The effect of competition between solvation and cathode surface adsorption on the kinetics of lithium−oxygen batteries: A model study based on nanoarray electrodes

Abstract

The donor number (DN) of electrolyte solvents was reported to be the key factor determining LiO₂ intermediate solvation and lithium−oxygen battery (LOB) kinetics. In low-DN solvents, LiO₂ tends to adsorb onto cathode surfaces and undergoes surface-mediated reduction to Li₂O₂, while in high-DN solvents, LiO₂ is preferentially solvated and subsequently disproportionates to Li₂O₂. However, prior studies overlooked a critical issue: whether cathode surfaces can provide sufficiently strong adsorption for LiO₂, particularly in low-DN solvents.

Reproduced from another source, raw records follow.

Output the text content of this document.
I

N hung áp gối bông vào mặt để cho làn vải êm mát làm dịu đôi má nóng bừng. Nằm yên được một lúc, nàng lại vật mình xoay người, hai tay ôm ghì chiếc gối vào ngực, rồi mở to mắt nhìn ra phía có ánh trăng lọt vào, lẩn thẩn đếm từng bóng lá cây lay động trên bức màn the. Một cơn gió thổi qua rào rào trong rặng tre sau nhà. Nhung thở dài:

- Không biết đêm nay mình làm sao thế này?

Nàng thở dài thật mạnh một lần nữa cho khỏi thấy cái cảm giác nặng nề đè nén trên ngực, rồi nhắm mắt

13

Herein, this study proposes MnO₂, NiO, and Co₃O₄ nanoarray models alongside carbon nanotubes to simultaneously investigate LiO₂ adsorption on different cathodes and solvent DN effects under consistent cathode architectures. Experimental and theoretical analyses reveal that the discharge of oxygen cathodes involves a competition between the solvation of LiO₂ intermediates and their adsorption on cathodes. When an oxygen cathode has strong adsorption of LiO₂, the adsorption and solvation compete with each other, leading to a solution mechanism in high-DN solvents and a surface mechanism in low-DN solvents. Conversely, if an oxygen cathode shows weak adsorption of LiO₂, a solution mechanism predominately occurs, regardless of whether in high- or low-DN solvents. Thus, when evaluating solvent effects on LOB kinetics, the adsorption capacity of cathode materials must be fully considered.